Isabel Coixet, 2005

38 pasos alrededor de Maider López

Estoy delante del pabellón de Italia de la Bienal de Venecia. Un calor infernal. Al lado hay una cafeteria provisional donde el café (illy, faltaría más) es rico y los tramezzini de speck y ruccola, aún más. Me preparo para pisar a Maider López.

Cuando se abren las puertas del pabellón, respiro hondo, entro despacio. Hay 38 pasos entre la puerta y el resto de las instalaciones. Camino lentamente al principio, con una cierto temor reverencial sobre los tablones de madera gris de bordes pintados de color naranja sanguina. Empiezo con timidez. Estos tablones, su ligera oscilación, me hacen pensar por primera vez en mucho tiempo qué es andar, qué efecto tiene en nosotros el suelo que pisamos, qué diferencias hay entre los que andan mirando las nubes y los que miran el suelo, quienes somos cuando estamos parados, quienes en marcha……
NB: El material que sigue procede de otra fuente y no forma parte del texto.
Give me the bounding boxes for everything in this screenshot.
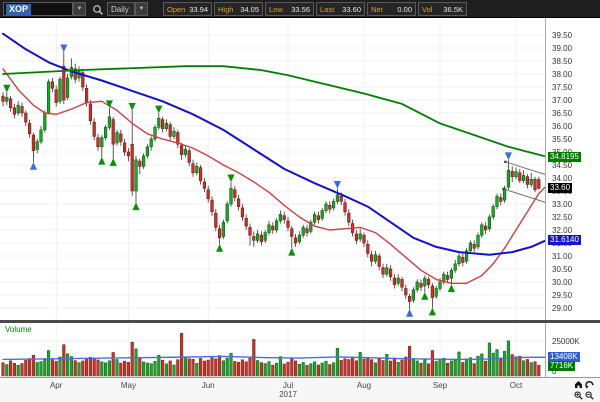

Me paro al otro lado y miro el trayecto que he realizado. Detrás de mí otros pisan esa madera y veo pequeños recorridos de naranja que marcan las trayectorias de personas que por un momento forman parte de la obra de Maider: turistas islandeses con cortes de pelo atómicos y sandalias fluorescentes (más tarde veré que son los artífices del pabellón de Islandia), una pareja de ingleses con pinta de la versiòn no arty de Gilbert & Georges, escolares italianos con mochilas de Shin Chan y multicolores zapatillas que dejan un rastro de piedra y caramelos pisoteados….. Decido cruzar otra vez en sentido longitudinal, hago mío este territorio, pienso en tumbarme en él si los celosos celadores me lo permiten, decido no hacerlo aunque es lo que me pide este suelo, esta obra. Me gustaría escuchar una canción de Nick Cave o de Nick Drake, o de cualquier Nick oscuro, me gustaría que hubiera un silencio total. Que los niños y sus mochilas y sus gritos se callaran.
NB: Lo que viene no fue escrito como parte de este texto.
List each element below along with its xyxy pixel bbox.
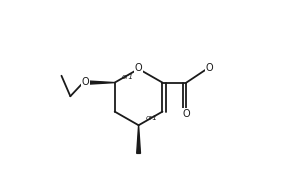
Text: O: O	[206, 63, 213, 73]
Text: O: O	[82, 77, 89, 87]
Polygon shape	[137, 125, 141, 153]
Text: or1: or1	[145, 115, 157, 121]
Text: O: O	[135, 63, 142, 73]
Text: O: O	[183, 109, 190, 119]
Text: or1: or1	[122, 74, 133, 80]
Polygon shape	[83, 81, 115, 84]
La obra de Maider no grita: susurra. Nos fuerza con delicadeza a reexaminar nuestro entorno y a nosotros mismos, nuestras calles, nuestros bosques, nuestro lugar de aparcamiento, nuestro código de conducta urbano.

No aspira a que todo eso cambie pero sí a que lo reevaluemos con ojos nuevos. A través de sus intervenciones, nos hace un regalo de incalculable valor en este momento en que las toneladas de hastío de lo cotidiano pueden ahogar con su carga gris (o verde, que hasta un bosque puede llegar a producir hastío, aunque más vale un bosque hastiado que ninguno) nuestra vida: el regalo de sentir que andamos por primera vez, que vemos un bosque por primera vez, que las calles de nuestra ciudad no nos vomitan encima las excelencias de un yogur o de un matarratas o de la cirugía estética, que el espacio que ocupamos nos pertenece.